Awhile back, I mentioned that my classmates and I were working on a project for the graduate student component of Manifest, Columbia College Chicago’s annual, urban arts festival, which showcases the work of Columbia’s graduating students. The project devoted to graduate students is called PGA (Please Generate Art) an over-the-top, interactive art exhibit disguised as a miniature golf course. Caitlin O’Meara, Laura Bock, and I put our pretty heads together to propose a noisy and bright installation for PGA (Please Generate Art) called Sound Collective. With DIY instruments, flashy colors, and mini golf obstacle courses, we hope that Sound Collective appeals to the child-like musicians in PGA’s participants and draws forth the joy of making noise and music that most of us keep buried and hidden from criticism.

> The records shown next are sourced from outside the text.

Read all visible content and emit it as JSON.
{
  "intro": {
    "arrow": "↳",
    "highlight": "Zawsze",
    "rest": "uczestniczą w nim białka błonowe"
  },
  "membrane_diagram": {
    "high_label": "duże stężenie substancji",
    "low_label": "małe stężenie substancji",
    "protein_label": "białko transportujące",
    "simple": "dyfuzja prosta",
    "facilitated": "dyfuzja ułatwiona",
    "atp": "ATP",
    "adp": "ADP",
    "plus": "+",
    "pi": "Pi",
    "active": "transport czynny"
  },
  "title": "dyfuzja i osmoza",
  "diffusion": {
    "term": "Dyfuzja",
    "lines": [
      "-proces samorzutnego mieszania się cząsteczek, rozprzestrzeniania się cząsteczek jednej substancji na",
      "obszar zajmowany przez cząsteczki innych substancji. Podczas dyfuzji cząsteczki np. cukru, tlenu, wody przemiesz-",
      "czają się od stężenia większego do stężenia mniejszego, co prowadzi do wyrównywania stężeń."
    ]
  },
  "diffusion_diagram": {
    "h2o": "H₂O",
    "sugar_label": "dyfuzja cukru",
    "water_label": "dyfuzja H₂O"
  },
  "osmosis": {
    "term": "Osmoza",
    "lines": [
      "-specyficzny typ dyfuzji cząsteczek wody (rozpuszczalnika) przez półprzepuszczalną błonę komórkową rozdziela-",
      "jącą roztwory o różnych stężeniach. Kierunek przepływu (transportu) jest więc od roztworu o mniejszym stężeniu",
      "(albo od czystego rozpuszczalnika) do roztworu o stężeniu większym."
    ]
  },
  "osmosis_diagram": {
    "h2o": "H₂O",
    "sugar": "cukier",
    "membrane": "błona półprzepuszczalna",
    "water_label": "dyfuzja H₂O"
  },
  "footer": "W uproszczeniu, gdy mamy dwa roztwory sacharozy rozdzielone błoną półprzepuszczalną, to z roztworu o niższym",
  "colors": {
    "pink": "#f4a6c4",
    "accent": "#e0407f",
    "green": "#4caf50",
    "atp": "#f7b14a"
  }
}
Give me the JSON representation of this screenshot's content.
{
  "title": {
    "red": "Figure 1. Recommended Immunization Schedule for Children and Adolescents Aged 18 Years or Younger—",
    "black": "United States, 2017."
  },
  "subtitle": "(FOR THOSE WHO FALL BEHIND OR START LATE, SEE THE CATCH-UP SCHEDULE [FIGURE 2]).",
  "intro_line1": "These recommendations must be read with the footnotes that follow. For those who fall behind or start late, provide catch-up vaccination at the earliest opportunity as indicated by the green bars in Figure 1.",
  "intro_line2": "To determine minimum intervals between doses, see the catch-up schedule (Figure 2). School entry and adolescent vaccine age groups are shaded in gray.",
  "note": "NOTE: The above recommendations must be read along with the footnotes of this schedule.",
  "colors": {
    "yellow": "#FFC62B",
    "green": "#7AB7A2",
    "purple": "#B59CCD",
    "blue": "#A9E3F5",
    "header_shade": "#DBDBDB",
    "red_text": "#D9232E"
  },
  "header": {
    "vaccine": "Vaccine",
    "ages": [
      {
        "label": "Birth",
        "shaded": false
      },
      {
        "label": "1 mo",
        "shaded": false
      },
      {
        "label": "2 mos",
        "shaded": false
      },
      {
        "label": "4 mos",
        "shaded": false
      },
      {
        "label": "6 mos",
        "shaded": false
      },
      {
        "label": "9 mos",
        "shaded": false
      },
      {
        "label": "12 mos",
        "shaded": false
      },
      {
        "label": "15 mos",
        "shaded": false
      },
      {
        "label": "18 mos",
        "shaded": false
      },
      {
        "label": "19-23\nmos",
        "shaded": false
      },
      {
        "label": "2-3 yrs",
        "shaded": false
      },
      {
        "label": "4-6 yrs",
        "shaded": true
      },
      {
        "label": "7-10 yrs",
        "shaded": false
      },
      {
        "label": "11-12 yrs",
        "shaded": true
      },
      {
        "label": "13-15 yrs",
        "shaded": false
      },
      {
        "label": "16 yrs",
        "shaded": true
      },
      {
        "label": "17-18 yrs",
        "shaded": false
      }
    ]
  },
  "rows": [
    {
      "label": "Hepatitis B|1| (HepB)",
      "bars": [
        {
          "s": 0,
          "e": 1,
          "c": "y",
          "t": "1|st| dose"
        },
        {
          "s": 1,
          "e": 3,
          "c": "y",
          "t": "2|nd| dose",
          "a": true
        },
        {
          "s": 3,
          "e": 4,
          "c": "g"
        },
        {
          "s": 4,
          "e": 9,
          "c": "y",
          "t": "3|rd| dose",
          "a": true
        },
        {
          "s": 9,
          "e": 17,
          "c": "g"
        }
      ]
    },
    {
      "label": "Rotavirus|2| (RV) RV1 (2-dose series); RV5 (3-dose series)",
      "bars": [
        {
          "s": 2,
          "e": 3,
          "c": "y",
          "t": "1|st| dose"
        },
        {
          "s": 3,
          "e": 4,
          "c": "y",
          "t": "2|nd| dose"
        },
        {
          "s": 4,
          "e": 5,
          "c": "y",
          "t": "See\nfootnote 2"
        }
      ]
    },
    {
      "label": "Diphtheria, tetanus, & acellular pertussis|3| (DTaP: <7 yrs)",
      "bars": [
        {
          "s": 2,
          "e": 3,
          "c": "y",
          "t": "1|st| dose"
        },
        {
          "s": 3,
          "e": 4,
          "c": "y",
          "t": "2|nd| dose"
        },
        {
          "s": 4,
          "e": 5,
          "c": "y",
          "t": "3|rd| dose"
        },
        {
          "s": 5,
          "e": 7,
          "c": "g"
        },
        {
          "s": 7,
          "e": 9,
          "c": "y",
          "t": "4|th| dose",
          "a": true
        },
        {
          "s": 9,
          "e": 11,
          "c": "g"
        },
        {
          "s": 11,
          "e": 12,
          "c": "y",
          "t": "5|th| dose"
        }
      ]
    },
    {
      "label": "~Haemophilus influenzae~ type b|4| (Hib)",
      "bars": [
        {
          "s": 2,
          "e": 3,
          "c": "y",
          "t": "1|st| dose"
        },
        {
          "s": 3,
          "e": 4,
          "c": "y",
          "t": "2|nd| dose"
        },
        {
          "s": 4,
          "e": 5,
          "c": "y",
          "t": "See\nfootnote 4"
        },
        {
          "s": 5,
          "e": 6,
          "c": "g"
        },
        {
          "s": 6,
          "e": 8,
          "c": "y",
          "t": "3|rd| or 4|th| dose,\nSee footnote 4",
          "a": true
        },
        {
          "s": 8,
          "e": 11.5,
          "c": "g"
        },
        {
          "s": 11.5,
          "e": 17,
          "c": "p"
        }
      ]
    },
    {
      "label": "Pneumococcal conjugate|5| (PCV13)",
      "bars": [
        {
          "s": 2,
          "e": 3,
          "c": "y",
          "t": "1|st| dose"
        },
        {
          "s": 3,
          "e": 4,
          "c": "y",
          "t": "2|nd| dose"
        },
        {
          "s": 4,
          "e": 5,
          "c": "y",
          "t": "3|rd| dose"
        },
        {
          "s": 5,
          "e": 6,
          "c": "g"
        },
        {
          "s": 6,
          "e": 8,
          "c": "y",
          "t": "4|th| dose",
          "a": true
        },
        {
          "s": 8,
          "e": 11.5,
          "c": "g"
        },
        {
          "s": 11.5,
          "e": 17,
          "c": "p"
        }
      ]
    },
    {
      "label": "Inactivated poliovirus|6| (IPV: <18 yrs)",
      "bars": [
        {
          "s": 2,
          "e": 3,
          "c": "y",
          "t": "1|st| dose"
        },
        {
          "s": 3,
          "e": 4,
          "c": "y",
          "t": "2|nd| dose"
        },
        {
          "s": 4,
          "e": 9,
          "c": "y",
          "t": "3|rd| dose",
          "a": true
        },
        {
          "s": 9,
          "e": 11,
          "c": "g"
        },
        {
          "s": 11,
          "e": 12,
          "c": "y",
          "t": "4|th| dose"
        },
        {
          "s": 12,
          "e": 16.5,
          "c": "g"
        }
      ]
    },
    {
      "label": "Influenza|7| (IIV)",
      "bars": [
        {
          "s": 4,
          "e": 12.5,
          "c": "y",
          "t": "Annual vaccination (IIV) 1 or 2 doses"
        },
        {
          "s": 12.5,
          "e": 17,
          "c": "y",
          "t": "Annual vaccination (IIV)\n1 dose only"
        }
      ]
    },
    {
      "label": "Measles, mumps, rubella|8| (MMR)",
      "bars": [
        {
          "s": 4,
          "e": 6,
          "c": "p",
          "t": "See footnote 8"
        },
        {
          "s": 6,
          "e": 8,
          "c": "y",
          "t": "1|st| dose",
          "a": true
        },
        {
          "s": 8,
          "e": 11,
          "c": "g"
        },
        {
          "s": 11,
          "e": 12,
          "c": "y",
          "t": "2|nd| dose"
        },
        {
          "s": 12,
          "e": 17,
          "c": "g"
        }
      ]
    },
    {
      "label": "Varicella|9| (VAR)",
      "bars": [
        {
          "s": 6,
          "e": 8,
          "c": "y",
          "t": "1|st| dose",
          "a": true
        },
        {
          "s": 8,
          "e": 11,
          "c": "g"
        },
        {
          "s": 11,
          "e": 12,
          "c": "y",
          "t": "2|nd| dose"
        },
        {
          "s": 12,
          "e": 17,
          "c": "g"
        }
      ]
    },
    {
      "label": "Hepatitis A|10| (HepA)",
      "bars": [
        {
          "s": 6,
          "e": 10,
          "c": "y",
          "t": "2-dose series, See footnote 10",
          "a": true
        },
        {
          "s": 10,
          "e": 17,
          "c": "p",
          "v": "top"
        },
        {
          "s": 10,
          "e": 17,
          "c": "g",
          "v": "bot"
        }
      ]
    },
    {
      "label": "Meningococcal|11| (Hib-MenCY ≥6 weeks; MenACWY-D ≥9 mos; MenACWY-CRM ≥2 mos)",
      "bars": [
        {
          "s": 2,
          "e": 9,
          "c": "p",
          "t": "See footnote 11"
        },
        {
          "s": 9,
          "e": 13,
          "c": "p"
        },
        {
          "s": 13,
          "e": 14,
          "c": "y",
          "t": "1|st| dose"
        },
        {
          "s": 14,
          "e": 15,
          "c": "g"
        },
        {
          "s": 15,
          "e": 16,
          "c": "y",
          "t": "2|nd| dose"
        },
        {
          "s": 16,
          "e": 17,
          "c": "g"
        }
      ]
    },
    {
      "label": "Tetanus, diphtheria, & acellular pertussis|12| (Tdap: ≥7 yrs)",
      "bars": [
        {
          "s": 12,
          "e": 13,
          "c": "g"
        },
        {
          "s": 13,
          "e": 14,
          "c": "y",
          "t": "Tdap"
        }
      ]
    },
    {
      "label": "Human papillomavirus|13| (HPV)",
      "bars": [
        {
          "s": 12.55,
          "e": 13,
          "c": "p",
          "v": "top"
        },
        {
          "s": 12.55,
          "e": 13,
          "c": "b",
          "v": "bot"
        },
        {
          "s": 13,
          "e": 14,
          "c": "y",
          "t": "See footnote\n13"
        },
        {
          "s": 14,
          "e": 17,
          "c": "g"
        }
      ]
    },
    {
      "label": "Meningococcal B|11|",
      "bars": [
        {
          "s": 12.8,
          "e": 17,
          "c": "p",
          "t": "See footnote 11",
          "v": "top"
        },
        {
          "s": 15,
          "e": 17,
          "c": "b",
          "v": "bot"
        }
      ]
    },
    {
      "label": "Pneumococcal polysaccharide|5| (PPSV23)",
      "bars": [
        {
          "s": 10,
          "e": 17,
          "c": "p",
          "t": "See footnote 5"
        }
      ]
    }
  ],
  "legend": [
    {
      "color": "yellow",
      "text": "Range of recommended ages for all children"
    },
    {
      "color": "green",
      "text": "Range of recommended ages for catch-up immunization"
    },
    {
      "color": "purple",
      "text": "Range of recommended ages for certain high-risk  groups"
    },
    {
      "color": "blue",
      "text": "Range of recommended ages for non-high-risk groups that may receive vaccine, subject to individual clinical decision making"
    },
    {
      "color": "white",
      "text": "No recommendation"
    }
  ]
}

We’ve been ambitious, but with help from Chris Naka, the Coordinator of Columbia’s Workroom (where we’ve been constructing Sound Collective), David Marts (my coworker and the man who helped create PGA), and the best husband in the world (Brian, obv), we’ve made quite a bit of progress in the last few weeks. Take a look!

The Workroom has many tools and supplies at our disposal. It is a happy place.

We had to order some special supplies, though. I guess we couldn’t have expected the Workroom to have 2,000 balloons and 400 noisemakers….
Caitlin, Laura, and I are each in charge of one section of Sound Collective. We’ll also be working together on a fourth section, which is where the balloons and noisemakers will come into play. My section is a giant xylophone! Oddly enough, the college had a bunch of unused bamboo in a basement on campus (perhaps from last year’s PGA…?). David picked up a lovely rainbow of paint, and we got to work brightening up the bamboo.

Once dried, Chris and his student workers graciously constructed the xylophone for us with a couple of 2×4′s and some nails.

Caitlin’s section is a jingle bell tunnel! That’s 600 jingle bells, people.

She got pretty creative with a dryer vent and some scissors.

Here, Caitlin and Laura work feverishly to tie all those little jingle bells to the wire skeleton of the dryer vent, using flashy strings of tinsel.

Oh, to be a golf ball sliding down this whimsical tunnel…

Laura’s section has been dubbed the tambo-ring of fire. It involves lots of handmade tambourines (using painted embroidery hoops and colorful pipe cleaners), a hula hoop, and a ramp.

Brian is a masterful tambourine maker.

And did I mention that the hula hoop lights up? You don’t wanna miss this, folks. Come and join the fun on Friday, May 4th. We’ll be at 1104 S Wabash (Chicago, IL) from 1pm to 7pm. Make some noise with us!